Dr. Louis Cataldie, the state Health and Human Services Department administrator overseeing the body recovery operation, said his teams were inundated with false reports about the Dome and Convention Center. "We swept both buildings several times, because we kept getting reports of more bodies there," Cataldie said. "But it just wasn't the case."
But that is not all that was reported. We were also told that large gangs were forming and running roughshot over the city, looting, raping and killing. People feared for their lives and mob rule set free to run the city in place of adequate law enforcement. The real story is a much different tale. And many officials are upset about the new media so easily reporting what wasn't true and not even checking up on the stories after the fact. There is a lot of information in the article that for the sake of brevity I'm not going to detail (however I do suggest it be read by everyone), but I would like to examine one thing that was stated by Eddie Jordan.
Orleans Parish District Attorney Eddie Jordan said authorities had confirmed only four murders in New Orleans in the aftermath of Katrina - making it a typical week in a city that anticipated more than 200 homicides this year. Jordan expressed outrage at reports from many national media outlets that suffering flood victims had turned into mobs of unchecked savages.
"I had the impression that at least 40 or 50 murders had occurred at the two sites," he said. "It's unfortunate we saw these kinds of stories saying crime had taken place on a massive scale when that wasn't the case. And they (national media outlets) have done nothing to follow up on any of these cases, they just accepted what people (on the street) told them. ... It's not consistent with the highest standards of journalism."
The highest standards of journalism. That is what is expected of the national news media outlets, isn't it? After all, these are the guys with the resources and integrity to deliver the news to us in a way that we can believe we are getting the goods. CNN, ABC, CBS, FOX. The 'alphabet soup' of news organizations. Yet, with the number of bad reporting, falsified stories, inadequate investigation of documented evidence, can we believe what we are seeing on these networks anymore?
What has happened? Has the demand for ratings, something that news organizations never concerned themselves with in the earlier days of broadcast news, finally pushed these organizations over the edge to start reporting questionable stories? Is it the internet and the rapid pace at which news can now be disseminated pushing them to get stories on the air and out to their audience so they don't appear slow and antiquated that is the real culprit? Or are the leaders of the news departments themselves just not as grounded in 'The Highest Standards of Journalism' as their previous leaders were, causing more and more questionable news to slip through? Or could it be the furthering blending of news and opinion that has been going on on stations like CNN, Fox and MSNBC that are further eroding what journalism really is meant to be?

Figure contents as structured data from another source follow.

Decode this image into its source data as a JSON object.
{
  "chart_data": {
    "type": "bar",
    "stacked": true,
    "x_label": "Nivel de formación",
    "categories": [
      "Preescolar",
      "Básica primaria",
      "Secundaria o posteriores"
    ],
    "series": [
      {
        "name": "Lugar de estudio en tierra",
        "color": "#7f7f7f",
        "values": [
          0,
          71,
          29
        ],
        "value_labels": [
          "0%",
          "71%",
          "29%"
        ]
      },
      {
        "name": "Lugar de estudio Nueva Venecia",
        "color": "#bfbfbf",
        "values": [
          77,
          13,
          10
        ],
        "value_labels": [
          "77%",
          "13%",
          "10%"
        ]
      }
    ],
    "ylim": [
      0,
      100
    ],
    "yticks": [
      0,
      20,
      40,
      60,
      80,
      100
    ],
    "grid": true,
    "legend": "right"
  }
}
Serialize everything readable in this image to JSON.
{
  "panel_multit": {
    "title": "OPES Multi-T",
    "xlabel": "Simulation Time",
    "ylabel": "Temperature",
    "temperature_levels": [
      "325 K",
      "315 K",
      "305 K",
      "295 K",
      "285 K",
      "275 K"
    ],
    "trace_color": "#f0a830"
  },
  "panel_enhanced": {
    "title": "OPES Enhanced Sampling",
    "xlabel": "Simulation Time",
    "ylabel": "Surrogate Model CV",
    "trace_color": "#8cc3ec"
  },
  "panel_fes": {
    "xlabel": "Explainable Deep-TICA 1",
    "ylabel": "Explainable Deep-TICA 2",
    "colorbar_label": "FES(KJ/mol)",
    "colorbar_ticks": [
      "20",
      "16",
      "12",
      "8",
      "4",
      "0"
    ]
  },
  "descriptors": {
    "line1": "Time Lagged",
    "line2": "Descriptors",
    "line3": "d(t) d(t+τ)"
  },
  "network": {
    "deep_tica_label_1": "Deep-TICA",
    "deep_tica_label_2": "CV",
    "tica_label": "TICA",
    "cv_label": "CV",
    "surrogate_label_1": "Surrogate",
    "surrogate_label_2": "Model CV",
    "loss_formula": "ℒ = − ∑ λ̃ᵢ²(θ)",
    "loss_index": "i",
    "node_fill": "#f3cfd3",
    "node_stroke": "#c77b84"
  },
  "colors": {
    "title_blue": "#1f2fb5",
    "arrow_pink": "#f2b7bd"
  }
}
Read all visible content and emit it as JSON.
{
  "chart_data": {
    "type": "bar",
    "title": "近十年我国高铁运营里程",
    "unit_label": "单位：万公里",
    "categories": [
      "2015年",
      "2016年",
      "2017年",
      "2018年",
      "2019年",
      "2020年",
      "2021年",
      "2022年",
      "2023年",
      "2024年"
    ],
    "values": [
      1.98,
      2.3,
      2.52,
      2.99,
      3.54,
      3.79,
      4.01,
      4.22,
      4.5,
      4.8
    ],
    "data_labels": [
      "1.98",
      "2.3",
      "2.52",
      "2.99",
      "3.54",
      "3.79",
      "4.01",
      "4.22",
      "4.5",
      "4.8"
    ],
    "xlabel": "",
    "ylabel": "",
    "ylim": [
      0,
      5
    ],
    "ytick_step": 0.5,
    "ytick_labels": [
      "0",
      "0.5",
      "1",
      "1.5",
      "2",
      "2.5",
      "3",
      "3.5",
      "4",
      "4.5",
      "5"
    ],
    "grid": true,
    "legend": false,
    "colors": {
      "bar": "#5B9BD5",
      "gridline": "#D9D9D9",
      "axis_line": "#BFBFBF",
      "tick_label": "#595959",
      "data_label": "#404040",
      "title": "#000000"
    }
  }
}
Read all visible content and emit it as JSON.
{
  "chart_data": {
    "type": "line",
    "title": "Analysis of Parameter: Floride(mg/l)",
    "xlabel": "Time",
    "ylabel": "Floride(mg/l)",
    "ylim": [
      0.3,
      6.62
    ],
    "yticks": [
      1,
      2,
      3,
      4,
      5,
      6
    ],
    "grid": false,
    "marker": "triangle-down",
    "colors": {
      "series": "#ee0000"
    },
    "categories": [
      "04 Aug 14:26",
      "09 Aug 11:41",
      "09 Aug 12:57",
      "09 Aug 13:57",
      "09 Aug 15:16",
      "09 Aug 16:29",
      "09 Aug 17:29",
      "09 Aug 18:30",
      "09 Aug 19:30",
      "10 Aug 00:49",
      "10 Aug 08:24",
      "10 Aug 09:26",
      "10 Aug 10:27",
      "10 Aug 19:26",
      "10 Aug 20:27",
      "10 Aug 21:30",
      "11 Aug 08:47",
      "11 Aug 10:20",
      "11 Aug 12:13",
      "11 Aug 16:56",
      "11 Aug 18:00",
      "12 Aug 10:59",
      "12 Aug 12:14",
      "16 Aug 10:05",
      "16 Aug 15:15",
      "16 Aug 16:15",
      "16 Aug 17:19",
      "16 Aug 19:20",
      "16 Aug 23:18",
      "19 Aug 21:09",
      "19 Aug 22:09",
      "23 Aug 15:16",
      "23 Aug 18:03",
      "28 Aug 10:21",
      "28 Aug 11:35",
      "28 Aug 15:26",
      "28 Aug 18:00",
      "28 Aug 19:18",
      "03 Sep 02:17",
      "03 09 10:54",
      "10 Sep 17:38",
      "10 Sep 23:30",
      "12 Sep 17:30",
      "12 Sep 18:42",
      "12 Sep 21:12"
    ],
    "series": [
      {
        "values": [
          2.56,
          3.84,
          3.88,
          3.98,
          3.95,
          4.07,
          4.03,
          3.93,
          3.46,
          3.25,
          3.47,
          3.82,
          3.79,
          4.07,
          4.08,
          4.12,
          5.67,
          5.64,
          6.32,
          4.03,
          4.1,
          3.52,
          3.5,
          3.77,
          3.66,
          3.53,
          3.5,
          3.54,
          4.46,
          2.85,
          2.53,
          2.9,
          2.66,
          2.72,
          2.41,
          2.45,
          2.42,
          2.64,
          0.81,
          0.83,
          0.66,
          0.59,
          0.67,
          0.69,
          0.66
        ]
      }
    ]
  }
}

I think that soon a hard look is going to have to be done by the viewers of these outlets and we will have to either push them back to these ethical journalistic standards or abandon the idea completely and doing all of the vetting ourselves from now on. At least, until we can start to see resurgence of the quality of reporting that many of us can still remember we are going to have to watch everything that any news outlet says going forward.